I always feel like people make too big a deal out of entanglement. In my opinion it is just a combination of a conserved quantity and an initial lack of knowledge. Imagine that I had a machine that always creates one blue and one red ping-pong ball at the same time (|b > and |r > respectively). The machine now puts both balls into identical packages (so I cannot observe them) and one of the packages is sent to Tokio. I did not know which ball was sent to Tokio and which stayed with me - they are in a superposition (|br >+|rb >), meaning that either the blue ball is with me and the red one in Tokio or vice versa - they are entangled. So far no magic has happened. Now I call my friend in Tokio who got the ball: "What color was the ball you received in that package?" He replies: "The ball that I got was blue. Why did you send me ball in the first place?" Now, the fact that he told me makes the superpositon wavefunction collapse (yes, that is what the Copenhagen interpretation would tell us). As a result I know without opening my box that it contains a red ball. But this is really because there is an underlying conservation law and because now I know the other state. I don't see how just looking at the conserved quantity I am in a timeless state outside of the 'universe' - this is just one way of interpreting it. By the way, the wave function for my box with the undetermined ball does not collapse when the other ball is observed by my friend in Tokio. Only when he tells me does the wavefunction collapse - he did not even know that I had a complementary ball. On the other hand if he knew about the way the experiment was conducted then he would have known that I had to have a red ball - the wavefunction collapses as soon as he observed his ball. For him it is determined that my ball must be red. For me however the superposition is intact until he tells me. ;-)
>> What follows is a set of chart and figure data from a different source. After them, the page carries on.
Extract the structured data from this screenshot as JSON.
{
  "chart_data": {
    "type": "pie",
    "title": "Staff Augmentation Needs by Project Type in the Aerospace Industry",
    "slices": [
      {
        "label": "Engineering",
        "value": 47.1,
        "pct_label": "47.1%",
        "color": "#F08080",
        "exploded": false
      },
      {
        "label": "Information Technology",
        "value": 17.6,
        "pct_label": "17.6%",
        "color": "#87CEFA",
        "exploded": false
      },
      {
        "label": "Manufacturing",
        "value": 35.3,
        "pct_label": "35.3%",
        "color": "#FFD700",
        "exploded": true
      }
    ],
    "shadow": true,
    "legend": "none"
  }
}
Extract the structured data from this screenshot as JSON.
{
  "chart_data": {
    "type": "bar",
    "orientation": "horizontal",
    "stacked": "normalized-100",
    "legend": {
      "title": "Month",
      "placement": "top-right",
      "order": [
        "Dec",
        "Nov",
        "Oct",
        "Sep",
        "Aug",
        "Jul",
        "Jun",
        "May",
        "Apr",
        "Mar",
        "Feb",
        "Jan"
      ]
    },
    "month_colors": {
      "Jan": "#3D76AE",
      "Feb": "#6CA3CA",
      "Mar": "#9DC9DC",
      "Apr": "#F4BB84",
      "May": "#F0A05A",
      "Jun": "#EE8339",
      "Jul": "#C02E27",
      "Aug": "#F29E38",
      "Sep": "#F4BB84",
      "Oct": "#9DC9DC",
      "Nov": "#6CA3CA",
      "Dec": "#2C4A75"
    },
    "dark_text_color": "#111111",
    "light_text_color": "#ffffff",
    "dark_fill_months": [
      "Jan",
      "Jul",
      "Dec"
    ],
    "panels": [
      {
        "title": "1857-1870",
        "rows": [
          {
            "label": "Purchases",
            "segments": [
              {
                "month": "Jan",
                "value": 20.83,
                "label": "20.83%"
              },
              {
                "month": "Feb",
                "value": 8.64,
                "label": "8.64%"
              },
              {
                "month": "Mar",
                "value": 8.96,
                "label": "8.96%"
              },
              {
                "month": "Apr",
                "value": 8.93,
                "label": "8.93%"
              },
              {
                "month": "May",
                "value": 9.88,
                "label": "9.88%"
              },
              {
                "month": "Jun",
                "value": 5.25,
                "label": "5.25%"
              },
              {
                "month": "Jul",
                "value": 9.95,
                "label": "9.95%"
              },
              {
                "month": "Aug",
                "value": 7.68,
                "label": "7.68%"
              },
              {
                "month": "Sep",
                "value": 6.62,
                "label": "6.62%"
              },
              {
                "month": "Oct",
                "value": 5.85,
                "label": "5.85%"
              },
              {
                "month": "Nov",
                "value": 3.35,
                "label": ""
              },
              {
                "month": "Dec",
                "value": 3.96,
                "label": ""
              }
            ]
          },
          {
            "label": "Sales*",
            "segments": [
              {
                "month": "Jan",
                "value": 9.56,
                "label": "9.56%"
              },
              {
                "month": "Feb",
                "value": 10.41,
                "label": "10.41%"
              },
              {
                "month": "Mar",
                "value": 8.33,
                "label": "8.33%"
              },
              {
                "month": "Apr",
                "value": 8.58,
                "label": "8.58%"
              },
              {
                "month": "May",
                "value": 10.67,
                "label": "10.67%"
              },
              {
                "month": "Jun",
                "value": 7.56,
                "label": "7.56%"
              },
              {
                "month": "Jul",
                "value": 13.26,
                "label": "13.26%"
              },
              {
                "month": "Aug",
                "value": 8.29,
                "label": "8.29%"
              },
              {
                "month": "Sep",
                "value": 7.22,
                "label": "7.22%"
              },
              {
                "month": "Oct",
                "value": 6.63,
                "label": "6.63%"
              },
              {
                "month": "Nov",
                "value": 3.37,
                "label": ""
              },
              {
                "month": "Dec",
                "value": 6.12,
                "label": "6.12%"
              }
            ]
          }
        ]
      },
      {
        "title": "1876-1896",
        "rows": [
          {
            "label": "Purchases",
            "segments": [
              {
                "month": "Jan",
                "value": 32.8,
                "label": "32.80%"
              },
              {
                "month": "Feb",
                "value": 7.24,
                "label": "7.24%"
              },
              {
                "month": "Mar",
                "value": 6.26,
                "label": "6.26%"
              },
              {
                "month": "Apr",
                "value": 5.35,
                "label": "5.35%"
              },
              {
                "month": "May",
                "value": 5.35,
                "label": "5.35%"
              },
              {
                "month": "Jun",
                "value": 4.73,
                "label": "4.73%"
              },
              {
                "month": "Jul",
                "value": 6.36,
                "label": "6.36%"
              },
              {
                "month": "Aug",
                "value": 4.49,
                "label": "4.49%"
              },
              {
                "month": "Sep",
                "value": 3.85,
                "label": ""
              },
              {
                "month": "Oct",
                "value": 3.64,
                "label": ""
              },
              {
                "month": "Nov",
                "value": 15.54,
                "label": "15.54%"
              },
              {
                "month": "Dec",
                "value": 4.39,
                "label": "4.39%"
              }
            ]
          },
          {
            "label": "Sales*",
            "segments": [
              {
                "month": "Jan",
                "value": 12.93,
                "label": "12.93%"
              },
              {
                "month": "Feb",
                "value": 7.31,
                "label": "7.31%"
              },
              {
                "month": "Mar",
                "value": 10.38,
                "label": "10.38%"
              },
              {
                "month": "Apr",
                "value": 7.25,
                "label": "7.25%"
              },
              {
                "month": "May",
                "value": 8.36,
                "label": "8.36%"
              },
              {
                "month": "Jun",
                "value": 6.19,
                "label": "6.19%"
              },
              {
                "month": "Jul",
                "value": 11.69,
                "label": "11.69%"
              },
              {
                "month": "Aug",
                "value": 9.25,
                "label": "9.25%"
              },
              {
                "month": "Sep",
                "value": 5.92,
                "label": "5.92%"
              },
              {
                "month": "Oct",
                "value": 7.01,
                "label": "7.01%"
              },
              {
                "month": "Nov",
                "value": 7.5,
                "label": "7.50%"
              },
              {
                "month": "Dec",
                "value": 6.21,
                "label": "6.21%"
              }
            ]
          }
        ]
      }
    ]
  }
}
Sorry, Johannes, you just develop a simple hidden-parameters theory and it's experimentally proven that these don't work. Entangeled states are neither the blue nor the red ball they are really bluered (or redblue) till the point the measurement is done.

Hm, to me this looks like a bad joke... The "emergent time" concept used is still the old proposal by Page and Whotters where time emerges from something fundamentally unobservable (the wave function of the Universe). That's as good as claiming that time emerges from God. If I understand correctly, the paper now deals with the situation where a finite system is taken as "Mini-Universe" and the experimentalist in the lab can play "God of the Mini-Universe". This works, of course, but it doesn't really tell us anything about emergent time, does it?

Actually, it has not been proven conclusively that hidden variable theories don' work - although this is the opinion of most physicists these days. But a non-local hidden variable would still be allowed - I don't see why that could not be equivalent to a conserved quantity within the system. As far as the two balls go it is fine to say they are undetermined instead of saying they are in bluered or redblue state - for all intents and purposes it does not affect us (because if it would the wavefunction would have collapsed) so we can't say anything about it in the first place.

Non-local hidden variables may work, but in my opinion they don't add anything to the picture. The (at least to non-physicists) contraintuitive fact that there cannot be a variable that determines ab initio the color of the ball going to Tokio will remain (in your example this may not even be true since the example is too simple...).